Nobody Knows How To Act And That's OK
As the Blazers reach the halfway point of another lost season, it's important to remember that nobody around here knows how to act, because this is totally foreign to this franchise.
When you do your intern orientation for the Portland Trail Blazers, you get the full court press of indoctrination about the team history. The key moments, the key figures and the things that organization is proud of. All of those things get told to you in the form of a video that recaps where the Trail Blazers have been in order to inspire those who are just entering the organization to take them where they will go next.
I’ve been thinking a lot about that video lately as we see another Blazers season circle the drain. They might not even use the same video to indoctrinate the interns anymore, the one I’m referring to was shown to me and the rest of our class of interns before the 2012-13 season. But the thing I remember most from that video wasn't how they highlighted the 1977 team, the 90s Finals Appearances or the revitalization of the franchise during the B-Roy/LaMarcus years. It was a number. Something, perhaps the only measurable outcome, in which the Blazers franchise could be considered among the NBA Elite.
21 straight years of playoff appearances from 1983 to 2003, tied for the second-longest such streak in NBA History.
This fact and this streak, not only for Blazers fans who came to expect a basic level of competence for their team, but for the people who work for the team, is one of the biggest reasons the patience around here is waring thin with the paying customer. Nobody knows how to act because this team has never been this bad for this many consecutive years since they were an expansion franchise in the 1970s. This isn’t what people have become accustomed to paying money for. And it’s OK that they don’t know how to act or what to expect, because what evidence is there to trust there is another side to all this losing?
It is for this reason that every six weeks or so, someone says it’s a crisis that Deandre Ayton is still on the roster, without discussing: the two players who Portland traded for Ayton are either A) not in the NBA (Nassir Little) or B) have been completely removed from the rotation and also might not be in the NBA very much longer (Jusuf Nurkic), or that Ayton only has one more year on his deal after this season ends. Nevertheless, Ayton Anxiety is a symptom of a greater sickness: the expectation of baseline competence, the kind that prevented the Blazers from ever getting a prospect like Shaedon Sharpe in the last 30 years.
But that doesn’t mean it’s all good. It’s for this reason the boos are getting louder every game for Chauncey Billups. It’s for this reason that the arena is rarely at capacity. Paying customers have come to expect a basic level of competence for this franchise, the franchise hangs on that basic level of competence as a brand pillar, but nobody is seeing competence and nobody who pays is getting a discount because they suck.
Even when Scoot Henderson is asked about his improved production as of late, he shuffles off the question because, according to him, his job is to “lead the team to wins.” There’s no playbook around here for this. The franchise is playing a role that is out of step with the brand they built in this town.
With less than three weeks to go until the trade deadline, almost two years after Damian Lillard played his last game in a Blazers uniform, many of the people brought in to help Lillard are somehow still here. It’s hard to get excited about the young players of the future when reminders of their past failure to build around Dame still walk the halls and roam the sidelines.

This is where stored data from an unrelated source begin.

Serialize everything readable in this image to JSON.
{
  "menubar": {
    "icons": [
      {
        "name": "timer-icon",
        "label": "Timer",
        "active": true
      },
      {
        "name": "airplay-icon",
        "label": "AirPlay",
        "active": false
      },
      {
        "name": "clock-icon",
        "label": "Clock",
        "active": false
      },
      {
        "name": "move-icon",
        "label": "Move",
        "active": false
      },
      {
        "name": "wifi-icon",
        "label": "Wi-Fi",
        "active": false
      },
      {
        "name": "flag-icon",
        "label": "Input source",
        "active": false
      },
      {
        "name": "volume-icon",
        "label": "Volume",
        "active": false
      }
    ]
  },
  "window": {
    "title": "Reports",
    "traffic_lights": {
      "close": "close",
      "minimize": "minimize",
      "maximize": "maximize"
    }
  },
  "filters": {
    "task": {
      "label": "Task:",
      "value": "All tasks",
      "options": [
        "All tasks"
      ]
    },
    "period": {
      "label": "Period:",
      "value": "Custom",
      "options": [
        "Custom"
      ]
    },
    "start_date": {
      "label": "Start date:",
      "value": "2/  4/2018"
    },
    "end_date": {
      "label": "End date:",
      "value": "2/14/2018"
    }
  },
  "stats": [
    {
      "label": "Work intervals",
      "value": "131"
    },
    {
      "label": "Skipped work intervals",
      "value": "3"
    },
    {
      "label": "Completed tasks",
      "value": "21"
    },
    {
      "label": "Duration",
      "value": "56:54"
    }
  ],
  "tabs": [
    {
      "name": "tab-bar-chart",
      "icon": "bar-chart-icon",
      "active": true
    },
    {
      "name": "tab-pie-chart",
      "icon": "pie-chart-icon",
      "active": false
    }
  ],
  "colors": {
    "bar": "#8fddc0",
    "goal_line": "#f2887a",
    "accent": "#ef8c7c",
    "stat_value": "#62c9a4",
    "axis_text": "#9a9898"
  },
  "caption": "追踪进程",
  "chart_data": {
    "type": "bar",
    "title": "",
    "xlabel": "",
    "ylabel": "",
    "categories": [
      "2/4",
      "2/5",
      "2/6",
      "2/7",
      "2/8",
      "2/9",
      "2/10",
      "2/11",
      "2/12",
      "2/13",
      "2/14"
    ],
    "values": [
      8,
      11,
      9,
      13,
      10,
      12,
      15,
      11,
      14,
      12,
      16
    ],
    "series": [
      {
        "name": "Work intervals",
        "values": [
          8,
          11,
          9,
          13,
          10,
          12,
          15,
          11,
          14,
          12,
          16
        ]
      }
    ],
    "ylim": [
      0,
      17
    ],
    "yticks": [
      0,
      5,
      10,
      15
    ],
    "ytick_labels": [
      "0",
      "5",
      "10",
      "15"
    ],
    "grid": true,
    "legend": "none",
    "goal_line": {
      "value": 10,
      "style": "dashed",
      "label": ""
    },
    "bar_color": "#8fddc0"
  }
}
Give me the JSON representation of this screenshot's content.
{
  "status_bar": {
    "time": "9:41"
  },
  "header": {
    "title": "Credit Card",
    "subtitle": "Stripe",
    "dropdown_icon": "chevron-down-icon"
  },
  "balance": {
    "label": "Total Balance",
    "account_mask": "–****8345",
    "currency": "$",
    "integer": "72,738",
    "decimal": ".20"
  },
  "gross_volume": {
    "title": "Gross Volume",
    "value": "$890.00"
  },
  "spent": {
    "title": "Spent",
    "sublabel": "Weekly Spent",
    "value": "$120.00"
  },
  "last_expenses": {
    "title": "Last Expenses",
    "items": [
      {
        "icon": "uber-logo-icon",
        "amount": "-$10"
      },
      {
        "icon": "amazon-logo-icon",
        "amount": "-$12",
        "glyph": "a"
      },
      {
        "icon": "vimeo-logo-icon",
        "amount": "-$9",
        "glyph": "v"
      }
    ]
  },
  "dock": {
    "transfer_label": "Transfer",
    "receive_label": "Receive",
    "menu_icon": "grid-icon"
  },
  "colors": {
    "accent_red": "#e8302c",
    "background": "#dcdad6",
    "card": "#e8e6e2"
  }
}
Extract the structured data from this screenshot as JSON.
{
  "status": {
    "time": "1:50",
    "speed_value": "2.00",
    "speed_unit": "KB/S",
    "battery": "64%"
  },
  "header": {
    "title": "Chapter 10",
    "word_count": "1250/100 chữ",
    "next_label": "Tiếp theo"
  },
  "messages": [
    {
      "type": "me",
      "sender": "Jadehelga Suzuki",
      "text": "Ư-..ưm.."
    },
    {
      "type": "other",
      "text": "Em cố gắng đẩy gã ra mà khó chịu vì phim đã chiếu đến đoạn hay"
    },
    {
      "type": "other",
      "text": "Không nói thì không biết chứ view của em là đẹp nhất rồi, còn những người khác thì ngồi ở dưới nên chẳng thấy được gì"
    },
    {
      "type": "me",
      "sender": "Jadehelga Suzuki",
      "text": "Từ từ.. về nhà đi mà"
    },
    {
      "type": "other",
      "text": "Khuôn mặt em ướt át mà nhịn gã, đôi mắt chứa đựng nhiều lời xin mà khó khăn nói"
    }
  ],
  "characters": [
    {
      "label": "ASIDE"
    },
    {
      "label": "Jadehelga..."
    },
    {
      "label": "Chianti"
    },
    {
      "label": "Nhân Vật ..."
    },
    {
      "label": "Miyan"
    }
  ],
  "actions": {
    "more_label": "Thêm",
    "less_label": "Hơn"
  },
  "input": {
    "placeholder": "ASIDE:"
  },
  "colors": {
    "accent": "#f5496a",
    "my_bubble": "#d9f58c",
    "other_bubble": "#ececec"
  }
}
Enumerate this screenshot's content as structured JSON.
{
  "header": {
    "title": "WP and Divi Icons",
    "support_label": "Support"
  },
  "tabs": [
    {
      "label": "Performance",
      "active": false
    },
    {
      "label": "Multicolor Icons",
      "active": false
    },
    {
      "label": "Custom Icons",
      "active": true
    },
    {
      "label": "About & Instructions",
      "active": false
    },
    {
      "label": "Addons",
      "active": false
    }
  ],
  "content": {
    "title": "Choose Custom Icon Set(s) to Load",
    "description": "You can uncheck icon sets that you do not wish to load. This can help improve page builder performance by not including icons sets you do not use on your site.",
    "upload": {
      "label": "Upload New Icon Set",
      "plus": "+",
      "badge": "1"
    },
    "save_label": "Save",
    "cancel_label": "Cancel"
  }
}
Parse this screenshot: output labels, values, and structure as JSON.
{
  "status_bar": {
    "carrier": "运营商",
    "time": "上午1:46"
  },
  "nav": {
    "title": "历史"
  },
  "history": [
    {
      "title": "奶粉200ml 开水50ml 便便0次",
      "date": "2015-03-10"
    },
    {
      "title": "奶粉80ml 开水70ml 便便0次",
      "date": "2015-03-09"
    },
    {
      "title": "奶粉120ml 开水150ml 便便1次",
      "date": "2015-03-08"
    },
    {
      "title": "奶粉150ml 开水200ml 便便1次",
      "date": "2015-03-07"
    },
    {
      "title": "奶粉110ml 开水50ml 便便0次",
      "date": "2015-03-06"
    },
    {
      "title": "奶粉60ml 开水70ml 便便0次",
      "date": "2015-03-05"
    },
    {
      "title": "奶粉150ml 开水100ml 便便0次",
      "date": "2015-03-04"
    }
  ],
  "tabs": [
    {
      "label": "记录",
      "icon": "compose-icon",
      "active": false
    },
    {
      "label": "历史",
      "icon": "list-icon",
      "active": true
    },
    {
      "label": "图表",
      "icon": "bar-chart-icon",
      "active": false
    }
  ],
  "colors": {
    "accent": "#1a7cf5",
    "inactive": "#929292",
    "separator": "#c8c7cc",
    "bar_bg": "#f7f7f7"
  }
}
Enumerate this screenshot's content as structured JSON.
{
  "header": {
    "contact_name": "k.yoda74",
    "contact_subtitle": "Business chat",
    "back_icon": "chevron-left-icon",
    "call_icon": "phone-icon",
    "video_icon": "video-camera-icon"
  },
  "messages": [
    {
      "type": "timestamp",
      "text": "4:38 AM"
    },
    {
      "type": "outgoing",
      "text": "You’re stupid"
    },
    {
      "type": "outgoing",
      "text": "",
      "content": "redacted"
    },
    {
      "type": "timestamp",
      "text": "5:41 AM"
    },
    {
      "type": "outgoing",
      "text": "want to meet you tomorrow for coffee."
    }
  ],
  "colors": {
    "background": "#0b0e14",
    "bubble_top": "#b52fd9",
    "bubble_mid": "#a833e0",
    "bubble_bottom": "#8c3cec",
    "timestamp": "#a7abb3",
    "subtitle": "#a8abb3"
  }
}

The Blazers, while they do have some exciting young players, have waited far too long to give those exciting young players the runway they need to figure out how good they actually are. And the trade market, due to the restrictions of the second apron and the new CBA that went into effect last year, has completely cooled off. While the Blazers are pretty quiet on their end about how much they value players like Grant and Simons, it seems to this semi-trained eye, that the market for players like them is not what it was last trade deadline or even last summer. And the Blazers should consider taking the L on both players, just like they do on the court on a nightly basis.
With three weeks to go before the deadline, it’s not outlandish to say that not only did the Blazers misread the market for Grant and Simons, but that those decisions actually harmed the development of their most promising players. And the fans, those who pay for tickets and BlazerVision or Digital Antennas, are made to suffer while the team remains in purgatory.
So yes, nobody around here knows how to act. And that’s OK. Because as long as this team has existed, they’ve have rarely been this bad for this long. So let it all out, keep booing and demand that you get results. Because just like the franchise has never been this bad for this long, the people currently in charge haven’t yet shown the ability to build a competent team on the other side.
The time for trusting the process is starting to run out, because at this time next year, there needs to be some results. Or else the people in charge of the process probably won’t be the ones cleaning up the mess that currently exists. For better or worse, this franchise is a far, far away from the things the franchise used to be proud of.